Iluvatar - A story two days wide - 1999
When a group takes more than usual to release a new album, I usually tend to think that they are working heavily on it, and therefore it will be a much better one than their previous releases. As a consequence, I feel mistreated when this rule does not work. This new Iluvatar album is not at all better than their previous ones (although neither worse). The sadness arises as I can not appreciate any willingness to progress in their music, or any attempt to make it more personal.
Iluvatar "manufactures" Neoprogressive music in a very European style, characterized by a brilliant elegance. The exquisite musicians: Dennis Mullin (guitars), Deán Morekas (bass), Jim Rezek (keyboards) and Chris Mack (battery) -the latter is the only change since "Children" (95) - never get crazy and always maintain the elegant sound in soft and strong moments. The amazing voice of singer Glenn McLaughin alone elevates this album to the highest peaks.

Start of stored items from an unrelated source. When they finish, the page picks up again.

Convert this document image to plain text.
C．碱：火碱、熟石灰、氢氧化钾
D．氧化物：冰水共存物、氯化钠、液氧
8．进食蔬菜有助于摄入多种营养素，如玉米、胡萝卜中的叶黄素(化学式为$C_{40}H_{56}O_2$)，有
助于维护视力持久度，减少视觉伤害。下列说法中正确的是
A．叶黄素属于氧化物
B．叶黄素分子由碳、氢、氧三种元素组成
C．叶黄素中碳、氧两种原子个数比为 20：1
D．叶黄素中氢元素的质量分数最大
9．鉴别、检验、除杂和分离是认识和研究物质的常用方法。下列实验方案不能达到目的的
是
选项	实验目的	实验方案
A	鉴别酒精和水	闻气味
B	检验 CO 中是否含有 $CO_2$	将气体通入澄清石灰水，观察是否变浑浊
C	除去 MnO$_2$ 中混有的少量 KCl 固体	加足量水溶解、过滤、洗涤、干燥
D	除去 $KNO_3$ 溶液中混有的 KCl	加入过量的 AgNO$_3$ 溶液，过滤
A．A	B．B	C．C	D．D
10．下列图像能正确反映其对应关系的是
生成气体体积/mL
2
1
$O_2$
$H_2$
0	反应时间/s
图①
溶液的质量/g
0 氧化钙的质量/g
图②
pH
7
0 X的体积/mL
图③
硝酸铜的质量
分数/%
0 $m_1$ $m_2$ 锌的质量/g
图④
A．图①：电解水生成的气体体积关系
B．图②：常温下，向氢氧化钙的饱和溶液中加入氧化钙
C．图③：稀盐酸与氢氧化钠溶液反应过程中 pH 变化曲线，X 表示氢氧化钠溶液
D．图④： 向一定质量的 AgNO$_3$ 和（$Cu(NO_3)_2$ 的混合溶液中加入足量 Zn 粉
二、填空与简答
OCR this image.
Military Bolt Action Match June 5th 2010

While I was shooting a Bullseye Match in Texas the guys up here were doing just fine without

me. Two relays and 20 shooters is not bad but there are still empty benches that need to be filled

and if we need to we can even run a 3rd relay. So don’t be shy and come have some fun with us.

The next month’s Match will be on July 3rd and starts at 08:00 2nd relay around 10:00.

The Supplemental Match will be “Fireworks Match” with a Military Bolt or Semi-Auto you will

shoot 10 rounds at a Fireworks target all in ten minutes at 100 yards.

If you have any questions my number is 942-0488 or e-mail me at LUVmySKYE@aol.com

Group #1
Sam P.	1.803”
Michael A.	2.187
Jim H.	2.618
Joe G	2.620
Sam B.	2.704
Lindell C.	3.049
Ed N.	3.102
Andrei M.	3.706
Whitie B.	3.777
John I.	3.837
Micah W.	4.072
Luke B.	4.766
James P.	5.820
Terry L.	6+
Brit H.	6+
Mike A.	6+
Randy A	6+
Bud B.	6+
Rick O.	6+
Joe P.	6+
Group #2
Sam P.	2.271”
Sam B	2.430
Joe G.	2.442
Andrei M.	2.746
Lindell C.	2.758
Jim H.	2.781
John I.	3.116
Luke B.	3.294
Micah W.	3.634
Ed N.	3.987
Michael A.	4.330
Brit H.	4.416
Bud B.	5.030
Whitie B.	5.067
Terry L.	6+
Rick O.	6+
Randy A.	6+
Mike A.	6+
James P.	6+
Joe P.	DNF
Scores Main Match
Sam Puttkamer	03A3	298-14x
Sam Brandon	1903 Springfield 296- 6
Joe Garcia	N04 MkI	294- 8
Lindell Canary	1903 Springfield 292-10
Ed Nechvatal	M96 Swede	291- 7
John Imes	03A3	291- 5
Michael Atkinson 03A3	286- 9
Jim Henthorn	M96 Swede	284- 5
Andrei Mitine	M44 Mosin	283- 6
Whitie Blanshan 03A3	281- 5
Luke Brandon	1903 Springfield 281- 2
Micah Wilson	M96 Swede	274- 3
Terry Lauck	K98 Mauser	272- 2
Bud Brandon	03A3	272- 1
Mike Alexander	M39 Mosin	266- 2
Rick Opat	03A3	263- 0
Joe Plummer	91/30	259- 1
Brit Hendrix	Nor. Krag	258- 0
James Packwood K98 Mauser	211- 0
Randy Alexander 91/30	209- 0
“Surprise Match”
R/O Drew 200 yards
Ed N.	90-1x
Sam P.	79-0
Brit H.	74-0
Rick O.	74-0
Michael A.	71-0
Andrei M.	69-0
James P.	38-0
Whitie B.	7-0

In my opinion, he is one of the best current vocalists, without a doubt.
"A story two days wide" contains seven songs that vary between four and fifteen minutes of duration, with a very homogeneous style amongst them, and with the logical up and downs of the Neoprogressive style. Seven well elaborated tracks with all kind of atmospheres but with a strong deja-vu sensation. The problem of this CD is its lack of originality, strength or composing personality. We see plenty of poorly condensed influences lacking the spice of some original ideas. More than showing influences, it seems as if they have copied pieces from here and there. I fear this is more an album made to satisfy buyers than to surprise and take risks.
As an example the last song "Indian rain" (the longest and in theory key track of the album) begins with the typical recording of a soft and melancholic rainstorm we have heard in some many other records. In itself, this is not bad, but it hints of what will come later. There is not a moment in this song with an apex of originality. A poor piece to which only a strong musicianship adds any value.
Of the rest of the album, I would highlight the first song "Sojourns", the most inspired composition of the whole album, in my opinion. Of "Even angels fall" I would say it is one of the most boring songs I have listened for a long time. The whole work maintains roughly the same level of quality.
It has also been a good time to listen again to their previous albums. I reach the conclusion that Iluvatar has the same problem than many other bands: they get more technical and professional on time but decreasingly fresh or imaginative.
In spite of this harsh review, I would say this is a good Neoprogressive album, but I will probably forget it in a short period of time. Iluvatars music is as a perfume with a pleasant scent that only lives for some minutes. And the sad thing is that, I believe, they own the essence needed to make it an intense and durable perfume.